Sedangkan kelemahan dari sistem proporsional dengan daftar terbuka yakni, potensi politik uang (money politics) terbuka lebar.
Artinya, sistem ini memaksa calon/caleg harus memiliki modal besar untuk bisa memenangkan kontestasi internal maupun eksternal.
Beda halnya, dengan sistem proporsional tertutup. Sistem ini berbanding terbalik dengan sistem proporsional terbuka soal peluang politik uang.
Dari berbagai literasi dan diskusi, disimpulkan bahwa sistem proporsional tertutup dapat meminimalisir kekuatan finansial dalam kontestasi.
Sementara untuk kelebihan dari sistem ini yakni, sistem ini membuka peluang terpilihnya kader atau aktivis dari partai politik.
Alhasil ke depan, kaderisasi partai politik akan terus membaik dan berkualitas.
Jadi, pada prinsipnya, kedua sistem pemilu tersebut bisa diterapkan di Negara yang menganut sistem pemerintahan demokratis.
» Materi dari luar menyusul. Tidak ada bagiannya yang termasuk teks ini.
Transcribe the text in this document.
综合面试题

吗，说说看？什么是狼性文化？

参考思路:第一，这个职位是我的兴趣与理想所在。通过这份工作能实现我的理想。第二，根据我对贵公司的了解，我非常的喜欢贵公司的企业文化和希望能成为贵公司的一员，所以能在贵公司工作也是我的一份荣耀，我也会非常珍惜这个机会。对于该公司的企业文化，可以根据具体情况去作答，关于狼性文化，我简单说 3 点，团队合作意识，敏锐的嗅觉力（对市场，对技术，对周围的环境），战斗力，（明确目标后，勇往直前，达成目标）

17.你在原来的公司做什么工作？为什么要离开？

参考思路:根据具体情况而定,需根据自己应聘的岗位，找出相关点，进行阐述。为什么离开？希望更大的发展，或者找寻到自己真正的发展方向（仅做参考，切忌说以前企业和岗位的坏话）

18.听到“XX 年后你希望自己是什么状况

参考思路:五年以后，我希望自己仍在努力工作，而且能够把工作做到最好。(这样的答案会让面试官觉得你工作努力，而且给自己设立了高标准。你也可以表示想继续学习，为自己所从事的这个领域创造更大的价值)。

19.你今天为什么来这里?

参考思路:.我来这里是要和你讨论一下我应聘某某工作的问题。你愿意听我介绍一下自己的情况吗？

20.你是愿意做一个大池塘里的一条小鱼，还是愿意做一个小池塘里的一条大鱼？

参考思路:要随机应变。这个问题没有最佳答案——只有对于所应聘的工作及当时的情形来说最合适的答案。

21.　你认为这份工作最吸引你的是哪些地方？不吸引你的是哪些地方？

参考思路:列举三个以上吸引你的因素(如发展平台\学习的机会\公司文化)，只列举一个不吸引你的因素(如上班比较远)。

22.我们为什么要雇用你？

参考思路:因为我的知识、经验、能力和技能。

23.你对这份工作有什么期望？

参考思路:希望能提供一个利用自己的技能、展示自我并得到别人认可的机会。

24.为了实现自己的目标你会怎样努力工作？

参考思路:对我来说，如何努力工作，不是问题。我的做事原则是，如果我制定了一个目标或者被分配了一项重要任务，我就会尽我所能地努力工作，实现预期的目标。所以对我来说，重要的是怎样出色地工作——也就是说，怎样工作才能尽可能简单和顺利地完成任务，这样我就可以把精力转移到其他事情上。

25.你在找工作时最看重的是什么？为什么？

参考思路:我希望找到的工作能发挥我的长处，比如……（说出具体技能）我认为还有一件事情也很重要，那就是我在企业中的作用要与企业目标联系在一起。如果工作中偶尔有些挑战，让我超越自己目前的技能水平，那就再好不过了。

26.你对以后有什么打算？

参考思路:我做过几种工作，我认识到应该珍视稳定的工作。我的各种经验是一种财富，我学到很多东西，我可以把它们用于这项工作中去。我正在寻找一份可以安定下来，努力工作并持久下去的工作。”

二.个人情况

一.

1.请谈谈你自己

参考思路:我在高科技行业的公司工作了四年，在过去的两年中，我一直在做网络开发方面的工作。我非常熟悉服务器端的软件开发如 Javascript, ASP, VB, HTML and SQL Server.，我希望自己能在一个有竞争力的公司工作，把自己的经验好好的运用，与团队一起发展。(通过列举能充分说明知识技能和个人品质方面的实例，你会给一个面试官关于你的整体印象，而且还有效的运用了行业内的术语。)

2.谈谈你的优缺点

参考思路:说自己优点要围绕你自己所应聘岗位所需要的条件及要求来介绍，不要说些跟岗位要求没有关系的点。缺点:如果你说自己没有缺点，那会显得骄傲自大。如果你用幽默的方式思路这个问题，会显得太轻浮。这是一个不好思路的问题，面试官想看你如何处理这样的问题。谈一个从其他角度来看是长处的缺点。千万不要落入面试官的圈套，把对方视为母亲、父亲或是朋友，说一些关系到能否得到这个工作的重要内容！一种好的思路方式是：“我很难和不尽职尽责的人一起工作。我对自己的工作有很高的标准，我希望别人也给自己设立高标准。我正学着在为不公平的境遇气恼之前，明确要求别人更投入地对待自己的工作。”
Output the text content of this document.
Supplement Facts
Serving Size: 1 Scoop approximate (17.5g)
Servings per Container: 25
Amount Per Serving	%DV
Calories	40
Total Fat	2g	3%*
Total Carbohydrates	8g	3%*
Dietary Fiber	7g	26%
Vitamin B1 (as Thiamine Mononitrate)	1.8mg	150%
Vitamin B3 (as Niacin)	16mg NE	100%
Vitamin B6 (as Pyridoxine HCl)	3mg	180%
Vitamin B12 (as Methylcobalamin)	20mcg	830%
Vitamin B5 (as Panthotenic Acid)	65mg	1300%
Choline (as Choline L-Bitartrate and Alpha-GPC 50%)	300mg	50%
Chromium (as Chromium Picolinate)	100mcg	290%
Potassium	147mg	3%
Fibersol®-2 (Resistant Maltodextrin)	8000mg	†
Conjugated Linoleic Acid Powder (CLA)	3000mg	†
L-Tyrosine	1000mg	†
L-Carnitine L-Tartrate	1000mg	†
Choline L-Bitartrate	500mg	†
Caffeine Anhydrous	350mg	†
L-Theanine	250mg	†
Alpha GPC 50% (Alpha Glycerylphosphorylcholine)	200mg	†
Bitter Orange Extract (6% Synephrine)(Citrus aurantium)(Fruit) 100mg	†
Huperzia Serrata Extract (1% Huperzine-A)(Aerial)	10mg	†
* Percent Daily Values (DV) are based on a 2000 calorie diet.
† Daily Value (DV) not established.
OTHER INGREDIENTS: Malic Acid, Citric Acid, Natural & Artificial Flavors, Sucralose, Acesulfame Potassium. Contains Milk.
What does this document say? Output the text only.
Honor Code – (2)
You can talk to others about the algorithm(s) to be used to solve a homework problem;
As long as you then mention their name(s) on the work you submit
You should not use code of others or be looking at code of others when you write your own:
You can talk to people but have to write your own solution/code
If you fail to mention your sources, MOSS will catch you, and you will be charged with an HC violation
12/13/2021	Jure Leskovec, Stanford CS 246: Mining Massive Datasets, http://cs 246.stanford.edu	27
Namun demikian, tidak bisa menafikan bahwa masih banyak persoalan dalam demokrasi electoral kita.
Seperti dibeberkan oleh Sigit Pamungkas dalam bukunya dengan judul Pemilu Perilaku Pemilih dan Kepartaian (2010, hal 3-4).
Sigit menyebutkan setidaknya ada tiga (3) persoalan demokrasi elektoral yaitu: Pertama, secara finansial demokrasi electoral yang kita pilih sangat mahal. Kedua, demokrasi elektoral secara sosial memiliki resiko politik yang tinggi. Dan ketiga, demokrasi electoral berlangsung di tengah kemiskinan rakyat yang tidak kunjung teratasi.
Dari berbagai pandangan miring terhadap demokrasi dan sistem kepemiluan kita hari ini.
Namun harus membenarkan bahwa belum ada sistem terbaik dari demokrasi itu sendiri.
Dan sistem pemilu proporsional terbuka masih pilihan alternatif untuk soal kontestasi sosial politik kekinian. Argumentasi tersebut juga diperkuat oleh pendapat akademik dari Jimly Asshiddiqie, Pakar Tata Negara.
Jimly menyebutkan bahwa untuk situasi dan kondisi saat ini.
Sistem pemilu Indonesia masih relevan dengan sistem proporsional terbuka. Namun tidak menutup kemungkinannya, ke depan bisa kembali beruba menjadi sistem proporsional tertutup. Sebab kata Jimly, proporsional terbuka dikarenakan bahwa sistem kelembagaan partai politik hari ini belum kuat. Selain itu, partai politik masih feodal.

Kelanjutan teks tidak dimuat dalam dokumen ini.